Tra le vittime accertate figurano Alessandro Caputo e Stefano Farronato, esperti alpinisti italiani partiti per il Nepal a ottobre insieme a un gruppo misto di scalatori europei. Entrambi erano noti nell’ambiente dell’alpinismo per la loro esperienza su pareti estreme e per la partecipazione a spedizioni internazionali.

I loro corpi, insieme a quelli degli altri alpinisti, sono stati individuati sul versante orientale dello Yalung Ri da una squadra di soccorso guidata da Phurba Tenjing Sherpa, dell’agenzia Dreamers Destination, che ha organizzato la spedizione.

«Ho visto tutti e sette i corpi», ha dichiarato Tenjing. «Le operazioni di recupero sono molto difficili a causa del maltempo e delle continue scariche di neve».
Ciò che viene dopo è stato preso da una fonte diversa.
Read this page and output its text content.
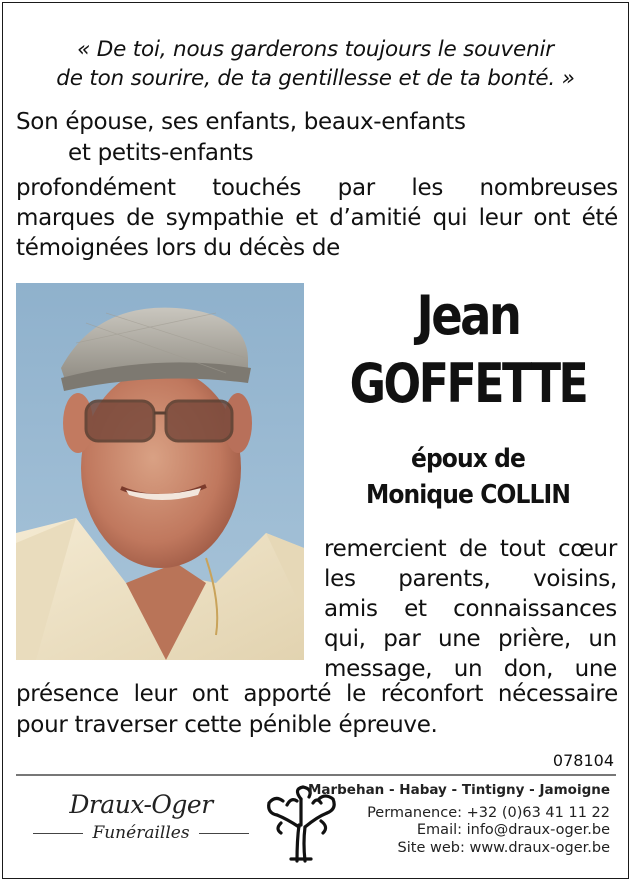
« De toi, nous garderons toujours le souvenir
de ton sourire, de ta gentillesse et de ta bonté. »
Son épouse, ses enfants, beaux-enfants
et petits-enfants
profondément touchés par les nombreuses
marques de sympathie et d’amitié qui leur ont été
témoignées lors du décès de
Jean
GOFFETTE
époux de
Monique COLLIN
remercient de tout cœur
les parents, voisins,
amis et connaissances
qui, par une prière, un
message, un don, une
présence leur ont apporté le réconfort nécessaire
pour traverser cette pénible épreuve.
078104
Draux-Oger
Funérailles
Marbehan - Habay - Tintigny - Jamoigne
Permanence: +32 (0)63 41 11 22
Email: info@draux-oger.be
Site web: www.draux-oger.be
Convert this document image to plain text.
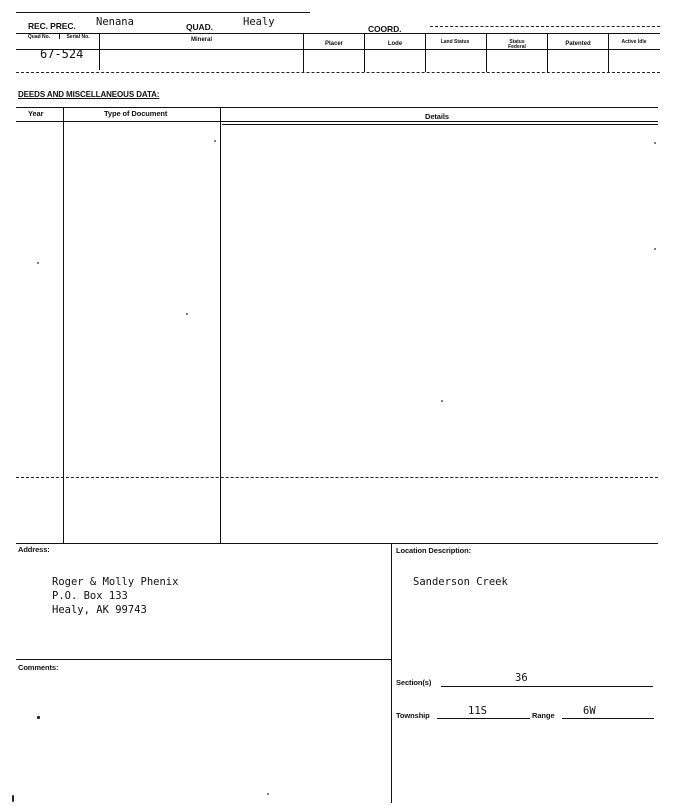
REC. PREC. Nenana	QUAD.	Healy
COORD.
Quad No.	Serial No.	Mineral
Placer	Lode	Land Status	Status Federal	Patented	Active Idle
67-524
DEEDS AND MISCELLANEOUS DATA:
Year	Type of Document	Details
Address:
Roger & Molly Phenix
P.O. Box 133
Healy, AK 99743
Location Description:
Sanderson Creek
Comments:
Section(s)	36
Township	11S	Range	6W
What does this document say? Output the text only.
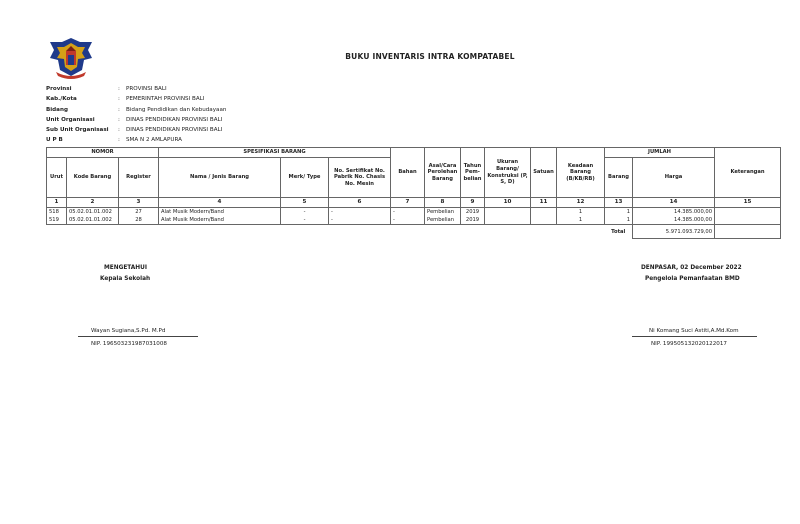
BUKU INVENTARIS INTRA KOMPATABEL
Provinsi	:	PROVINSI BALI
Kab./Kota	:	PEMERINTAH PROVINSI BALI
Bidang	:	Bidang Pendidikan dan Kebudayaan
Unit Organisasi	:	DINAS PENDIDIKAN PROVINSI BALI
Sub Unit Organisasi	:	DINAS PENDIDIKAN PROVINSI BALI
U P B	:	SMA N 2 AMLAPURA
NOMOR			SPESIFIKASI BARANG			Bahan	Asal/Cara Perolehan Barang	Tahun Pem- belian	Ukuran Barang/ Konstruksi (P, S, D)	Satuan	Keadaan Barang (B/KB/RB)	JUMLAH		Keterangan
Urut	Kode Barang	Register	Nama / Jenis Barang	Merk/ Type	No. Sertifikat No. Pabrik No. Chasis No. Mesin							Barang	Harga	
1	2	3	4	5	6	7	8	9	10	11	12	13	14	15
518	05.02.01.01.002	27	Alat Musik Modern/Band	-	-	-	Pembelian	2019			1	1	14.385.000,00	
519	05.02.01.01.002	28	Alat Musik Modern/Band	-	-	-	Pembelian	2019			1	1	14.385.000,00	
												Total	5.971.093.729,00	
MENGETAHUI
Kepala Sekolah
Wayan Sugiana,S.Pd. M.Pd
NIP. 196503231987031008
DENPASAR, 02 December 2022
Pengelola Pemanfaatan BMD
Ni Komang Suci Astiti,A.Md.Kom
NIP. 199505132020122017
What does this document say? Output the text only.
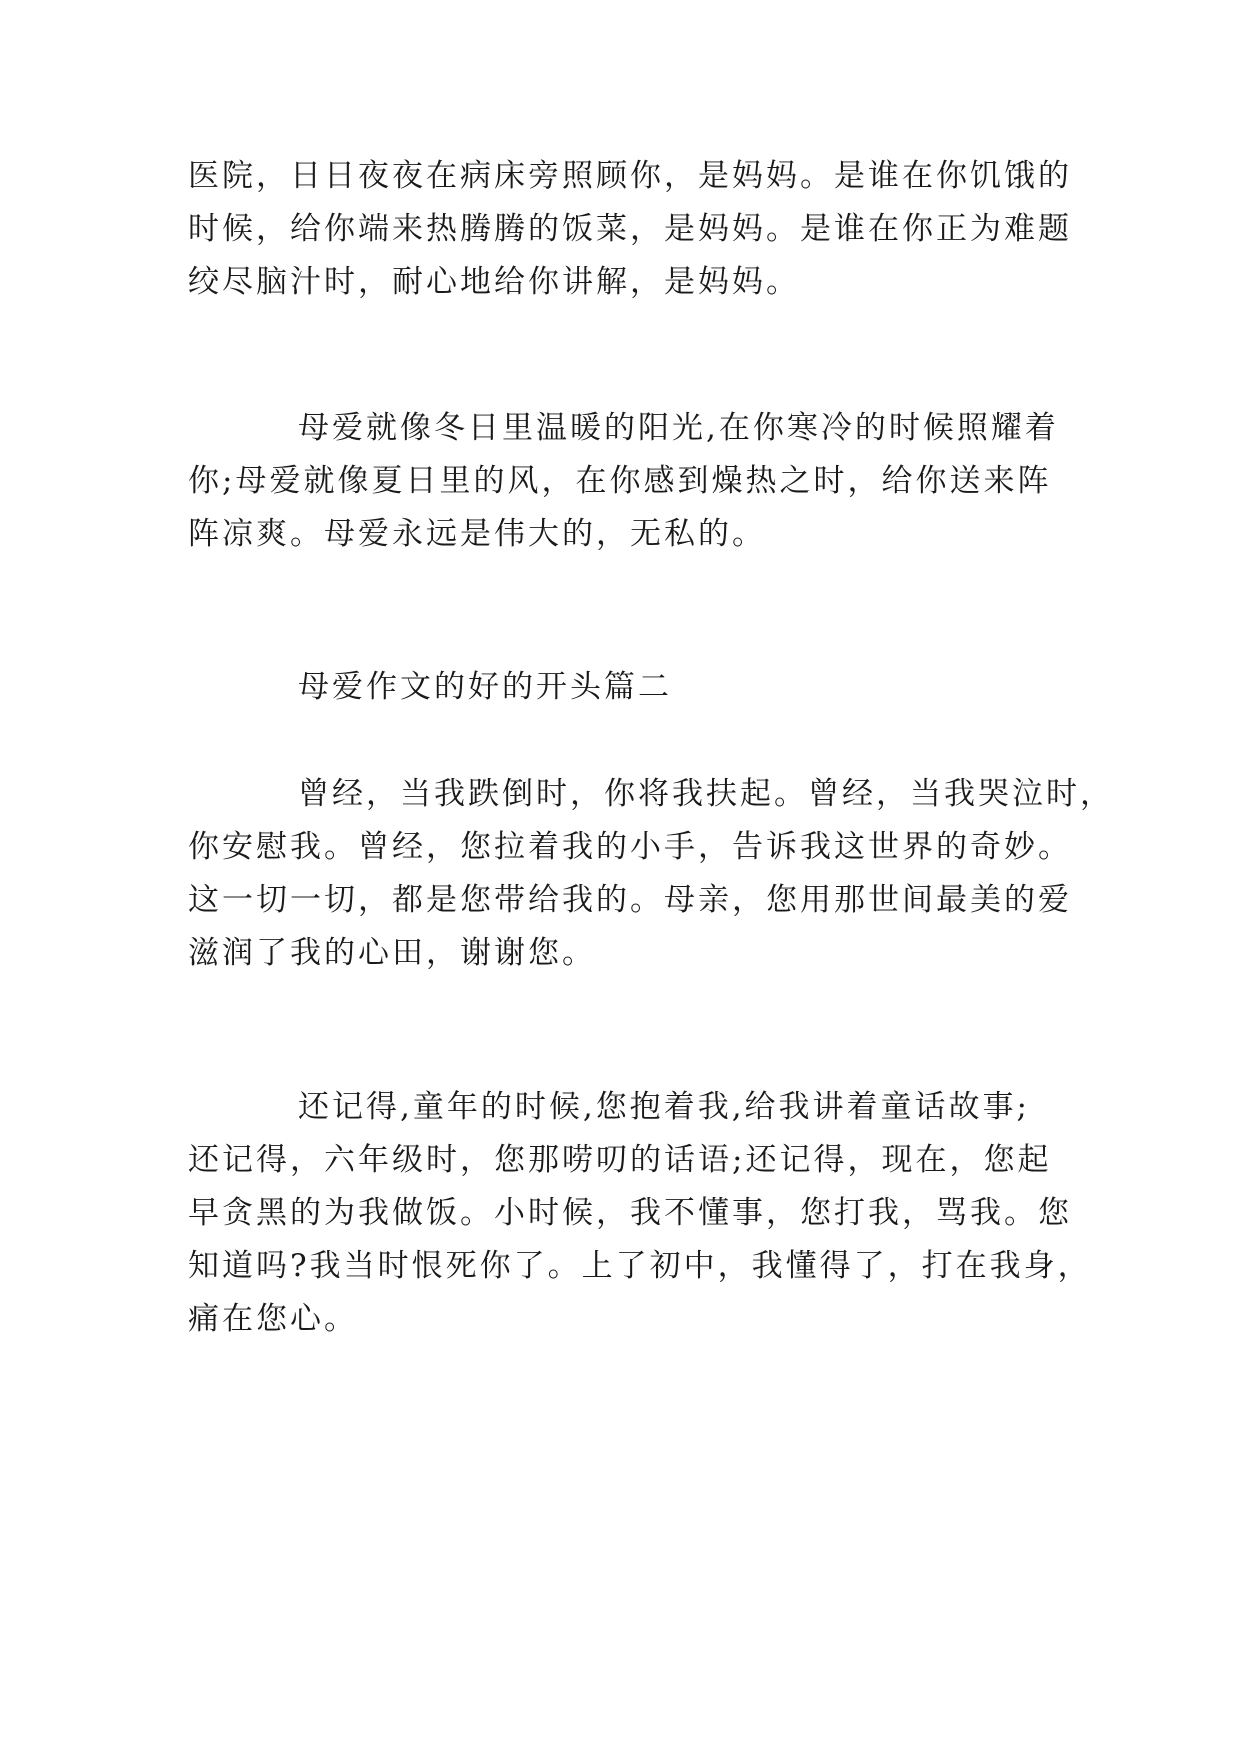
医院，日日夜夜在病床旁照顾你，是妈妈。是谁在你饥饿的
时候，给你端来热腾腾的饭菜，是妈妈。是谁在你正为难题
绞尽脑汁时，耐心地给你讲解，是妈妈。

母爱就像冬日里温暖的阳光,在你寒冷的时候照耀着
你;母爱就像夏日里的风，在你感到燥热之时，给你送来阵
阵凉爽。母爱永远是伟大的，无私的。

母爱作文的好的开头篇二

曾经，当我跌倒时，你将我扶起。曾经，当我哭泣时，
你安慰我。曾经，您拉着我的小手，告诉我这世界的奇妙。
这一切一切，都是您带给我的。母亲，您用那世间最美的爱
滋润了我的心田，谢谢您。

还记得,童年的时候,您抱着我,给我讲着童话故事;
还记得，六年级时，您那唠叨的话语;还记得，现在，您起
早贪黑的为我做饭。小时候，我不懂事，您打我，骂我。您
知道吗?我当时恨死你了。上了初中，我懂得了，打在我身，
痛在您心。
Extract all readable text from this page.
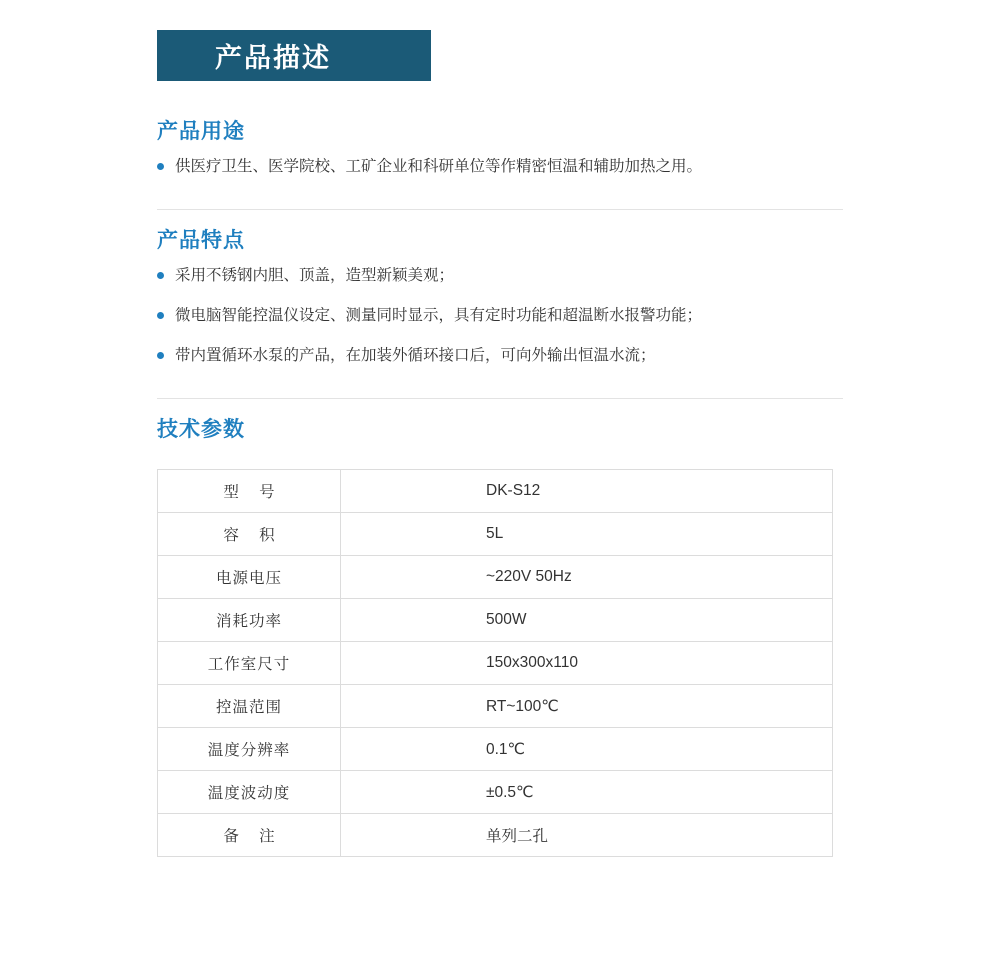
产品描述
产品用途
供医疗卫生、医学院校、工矿企业和科研单位等作精密恒温和辅助加热之用。
产品特点
采用不锈钢内胆、顶盖，造型新颖美观；
微电脑智能控温仪设定、测量同时显示，具有定时功能和超温断水报警功能；
带内置循环水泵的产品，在加装外循环接口后，可向外输出恒温水流；
技术参数
型 号	DK-S12
容 积	5L
电源电压	~220V 50Hz
消耗功率	500W
工作室尺寸	150x300x110
控温范围	RT~100℃
温度分辨率	0.1℃
温度波动度	±0.5℃
备 注	单列二孔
Due incidenti in pochi giorni

Il bilancio di cinque italiani morti in Himalaya si riferisce a due distinti incidenti: oltre alla tragedia sullo Yalung Ri, altri connazionali sono rimasti coinvolti in una seconda valanga nel distretto di Dolakha, dove due alpinisti francesi e due nepalesi sono stati tratti in salvo martedì mattina. La nazionalità di un quinto superstite non è ancora stata resa nota.

Le condizioni meteo restano proibitive in tutta la regione, con bufere di neve e temperature polari che ostacolano i soccorsi. Le autorità nepalesi hanno disposto il blocco temporaneo di diverse spedizioni in quota, mentre le ambasciate europee a Kathmandu stanno fornendo assistenza alle famiglie delle vittime.

Un Himalaya sempre più pericoloso

Negli ultimi anni l’aumento delle temperature e l’instabilità climatica hanno reso le montagne del Nepal più imprevedibili. Le valanghe sono più frequenti, anche in periodi dell’anno tradizionalmente considerati sicuri. La tragedia di questi giorni, che ha coinvolto alpinisti esperti e ben equipaggiati, ricorda quanto la montagna più alta del mondo resti un luogo estremo, dove ogni passo può trasformarsi in un confine tra la vita e la morte.